Passport to Selling Internationally Online

There comes a time in every ecommerce company's life when it's time to talk about international sales.


Whether these discussions are driven by customer demand or the need for additional revenue, cross-border commerce shouldn't be a subject approached lightly considering the many variables at play. Let's address some of the key items that need to be checked off before selling internationally.


Identify Target Markets


There's no sense in taking all the steps to sell to a country where there just isn't demand. Before any decisions are made or actions are taken, site owners should identify target markets by looking at who is already actively engaged with the company, across channels. One way to spot which populations are going to a site is by reviewing audience location reports within a Web analytics system. Marketers can filter these reports by the metrics that indicate the greatest demand for their products including average session duration, number of total sessions, pages per sessions, etc.


Retail brands may be surprised by the findings. For instance, the United Kingdom could bring the most sessions outside the U.S., but Spain could have the highest time on site. For simplicity's sake (since the UK and the U.S. share a common first language), the marketer in this case may decide to only sell to the UK and U.S. Before deciding on adding additional countries, however, brands should look at other data sources as well.


As the number one social network in the world, Facebook can be used to evaluate international audiences and their interactions with U.S. companies. By going to Facebook>Insights>People, brands will get an overview of where fans live and the languages they speak (see image). Companies that haven't looked at this data in the past, or even recently, may be surprised yet again by the number of international fans they have and where they are located.



It should be noted, that some countries ban both Facebook and Google for various reasons and have their own popular social networks and search engines, so other data sources will be needed if selling to China, for instance, is a consideration.


From there, brands will need to research the tentatively chosen country's revenue potential, audience propensity toward international purchases and even local product laws.


Plan (Legal) Product Use


Once target markets have been selected, brands will need to consider how products will actually work in other countries. Will it need an adapter to charge? If so, will that be included in the price or added on as an upsell? Will it need to connect to Wi-Fi and will that be compatible elsewhere? Similarly, are there any local laws preventing this product from being used in the target market?


For instance, baby walkers are illegal in Canada (see image). Believing they cause developmental delays and injuries, the country banned them. Possession of a baby walker could lead to fines up to $100,000 or six months in jail. Who knew? Anyone selling baby walkers has to.



Investing in product law research in the beginning will save retailers plenty of time and money later.


Choose Shipping Partner(s)


About five years have passed since many of the larger retailers (Macy's, Crate & Barrel, eBay) started shipping overseas. Their globalization efforts established the groundwork for smaller merchants ready to expand.


Both FedEx and UPS provide international shipping solutions before (e.g., showing prices in local currency, displaying total landed costs so there are no cash-on-delivery surprises), during (e.g., custom compliance tools, export documentation) and after the shipment (e.g., fraud protection for sellers).

In addition to the shipping carriers themselves, there are countless solution providers working with them to improve efficiency and experience. Aptos (which acquired ShopVisible and is a spinoff of Epicor), for instance, integrates with Pitney Bowes to help retailers ship to 200 countries in much of the same way they would domestically.


With Pitney Bowes (a company offering information management, shipping, mailing and more), both consumers and retailers benefit. Shoppers not only experience a localized version of a retailer's global site, but they are also able to use their local currency. On the merchant side, fulfillment seems to be as easy.

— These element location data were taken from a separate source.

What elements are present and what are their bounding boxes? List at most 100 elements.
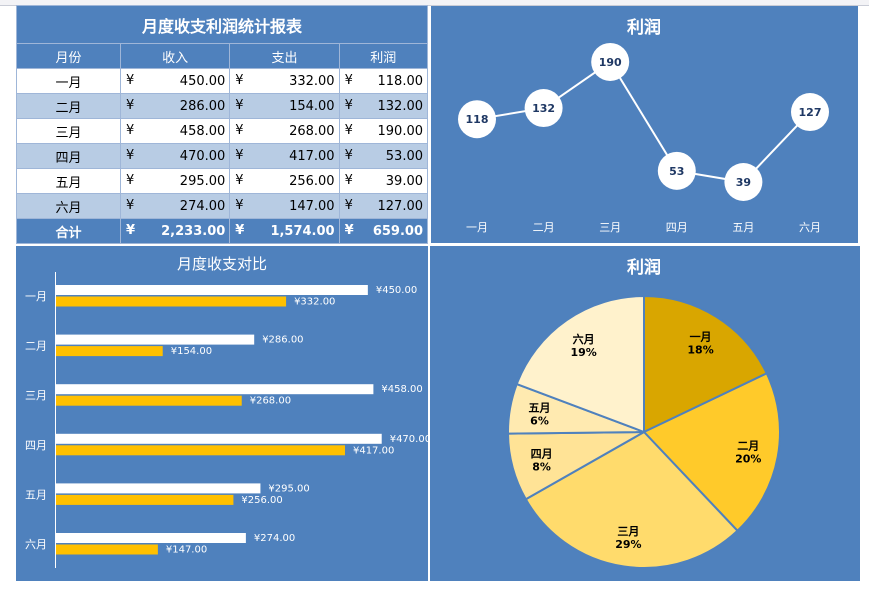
amount: 190.00: [377, 123, 424, 139]
slice-percent: 6%: [530, 415, 549, 428]
currency-symbol: ¥: [235, 123, 244, 138]
table-row: 一月 ¥450.00 ¥332.00 ¥118.00: [16, 68, 429, 94]
x-tick-label: 二月: [533, 221, 555, 234]
amount: 39.00: [385, 173, 423, 189]
slice-percent: 29%: [615, 538, 641, 551]
amount: 53.00: [385, 148, 423, 164]
header-expense: 支出: [229, 43, 340, 69]
bar-label: ¥147.00: [166, 545, 207, 556]
expense-bar: [56, 544, 158, 555]
pie-slice: [643, 294, 769, 434]
month-cell: 一月: [16, 68, 121, 94]
income-cell: ¥450.00: [119, 68, 231, 94]
slice-category: 五月: [529, 402, 551, 415]
currency-symbol: ¥: [126, 73, 135, 88]
y-tick-label: 五月: [25, 488, 47, 501]
line-chart-panel: 利润 118 一月 132 二月 190 三月 53 四月 39 五月 127 六月: [431, 6, 858, 243]
profit-cell: ¥53.00: [338, 143, 429, 169]
currency-symbol: ¥: [126, 173, 135, 188]
bar-label: ¥268.00: [250, 396, 291, 407]
amount: 417.00: [289, 148, 335, 164]
currency-symbol: ¥: [126, 198, 135, 213]
table-header: 月份 收入 支出 利润: [16, 43, 429, 69]
y-tick-label: 六月: [25, 538, 47, 551]
amount: 450.00: [179, 73, 226, 89]
slice-percent: 8%: [532, 461, 551, 474]
data-point: [791, 93, 829, 132]
slice-category: 六月: [573, 332, 595, 346]
currency-symbol: ¥: [126, 98, 135, 113]
currency-symbol: ¥: [235, 173, 244, 188]
income-cell: ¥470.00: [119, 143, 231, 169]
income-bar: [56, 433, 382, 444]
amount: 256.00: [289, 173, 335, 189]
total-row: 合计 ¥2,233.00 ¥1,574.00 ¥659.00: [16, 218, 429, 244]
bar-label: ¥256.00: [241, 495, 282, 506]
amount: 132.00: [377, 98, 424, 114]
total-profit: ¥659.00: [338, 218, 429, 244]
total-expense: ¥1,574.00: [229, 218, 340, 244]
data-label: 127: [799, 106, 822, 119]
x-tick-label: 四月: [666, 221, 688, 234]
amount: 274.00: [179, 198, 226, 214]
slice-percent: 20%: [735, 452, 761, 465]
bar-label: ¥450.00: [376, 285, 417, 296]
bar-label: ¥286.00: [262, 335, 303, 346]
amount: 458.00: [179, 123, 226, 139]
income-cell: ¥458.00: [119, 118, 231, 144]
currency-symbol: ¥: [235, 198, 244, 213]
currency-symbol: ¥: [126, 123, 135, 138]
profit-cell: ¥132.00: [338, 93, 429, 119]
data-point: [458, 100, 496, 139]
header-profit: 利润: [338, 43, 429, 69]
month-cell: 二月: [16, 93, 121, 119]
pie-slice: [524, 430, 739, 569]
bar-label: ¥295.00: [268, 483, 309, 494]
slice-percent: 18%: [687, 343, 713, 356]
income-bar: [56, 533, 246, 543]
y-tick-label: 三月: [25, 389, 47, 402]
currency-symbol: ¥: [235, 148, 244, 163]
data-point: [524, 89, 563, 128]
amount: 332.00: [289, 73, 335, 89]
expense-cell: ¥147.00: [229, 193, 340, 219]
currency-symbol: ¥: [235, 98, 244, 113]
income-cell: ¥274.00: [119, 193, 231, 219]
bar-chart-panel: 月度收支对比 一月 ¥450.00 ¥332.00 二月 ¥286.00 ¥154.00 三月…: [16, 246, 431, 581]
income-cell: ¥295.00: [119, 168, 231, 194]
total-label: 合计: [16, 218, 121, 244]
currency-symbol: ¥: [344, 148, 353, 163]
month-cell: 四月: [16, 143, 121, 169]
x-tick-label: 三月: [599, 221, 621, 234]
currency-symbol: ¥: [235, 73, 244, 88]
data-label: 53: [669, 165, 684, 178]
currency-symbol: ¥: [344, 223, 354, 238]
profit-cell: ¥127.00: [338, 193, 429, 219]
month-cell: 五月: [16, 168, 121, 194]
amount: 147.00: [289, 198, 335, 214]
slice-category: 三月: [617, 525, 639, 538]
header-income: 收入: [119, 43, 231, 69]
table-row: 四月 ¥470.00 ¥417.00 ¥53.00: [16, 143, 429, 169]
income-bar: [56, 334, 255, 345]
slice-category: 四月: [531, 448, 553, 461]
amount: 2,233.00: [161, 223, 226, 239]
income-bar: [56, 384, 374, 395]
month-cell: 六月: [16, 193, 121, 219]
data-label: 190: [599, 56, 622, 69]
bar-label: ¥154.00: [171, 346, 212, 357]
bar-label: ¥458.00: [381, 384, 422, 395]
expense-cell: ¥256.00: [229, 168, 340, 194]
profit-line: [476, 60, 811, 184]
table-row: 五月 ¥295.00 ¥256.00 ¥39.00: [16, 168, 429, 194]
chart-title: 月度收支对比: [177, 255, 267, 273]
currency-symbol: ¥: [126, 148, 135, 163]
expense-bar: [56, 494, 234, 505]
slice-category: 二月: [737, 439, 759, 452]
chart-title: 利润: [627, 257, 661, 278]
profit-table: 月度收支利润统计报表 月份 收入 支出 利润 一月 ¥450.00 ¥332.00 ¥…: [16, 5, 429, 244]
expense-bar: [56, 445, 345, 456]
currency-symbol: ¥: [126, 223, 136, 238]
pie-chart-panel: 利润 一月 18% 二月 20% 三月 29% 四月 8% 五月 6% 六月 19%: [430, 246, 860, 581]
sheet-gridlines: [0, 0, 869, 6]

Retailers ship their goods to Pitney Bowes (just like a domestic order) and then Pitney Bowes becomes the merchant of record, handling all payment processing and fraud management (preventing any bad debt or chargebacks).


Set Return Policies


Even with all the work that has gone into localizing a website for global audiences and shipping products around the world, customers may not be satisfied with their order. It's a mistake not to establish a returns protocol and process, according to Charles Dimov, marketing director of OrderDynamics, whose company provides an order management system that connects to different data sources, consolidates a retailer's information and inventory and provides a real-time routing solution.


When considering what to include in an international return policy, Dimov advises that retailers keep in mind that the order management and omnichannel retail experience can be more or less mature in certain international markets.


Dimov believes U.S. firms selling internationally will need to place focus on returns management in order to differentiate their retail offering against market incumbents in the future. Marks & Spencer customers in Europe, for instance, can "click and carry," access real-time inventory for the delivery option of their choice, return items via the most convenient method for them (e.g., in store, postal, InPost parcel lockers, etc.) and in many other ways enjoy a true omnichannel experience that some U.S. retailers have yet to offer.


Even M&S has strict international return guidelines, however. It prohibits returns in several categories like furniture, electrical, beauty and pillows.


More to Consider


The above checklist is certainly a good place to start when weighing the benefits and drawbacks of selling internationally online. With so many moving parts, however, there's a lot more to consider including payments (check out how people pay around the world), U.S. and international taxes, and customer support.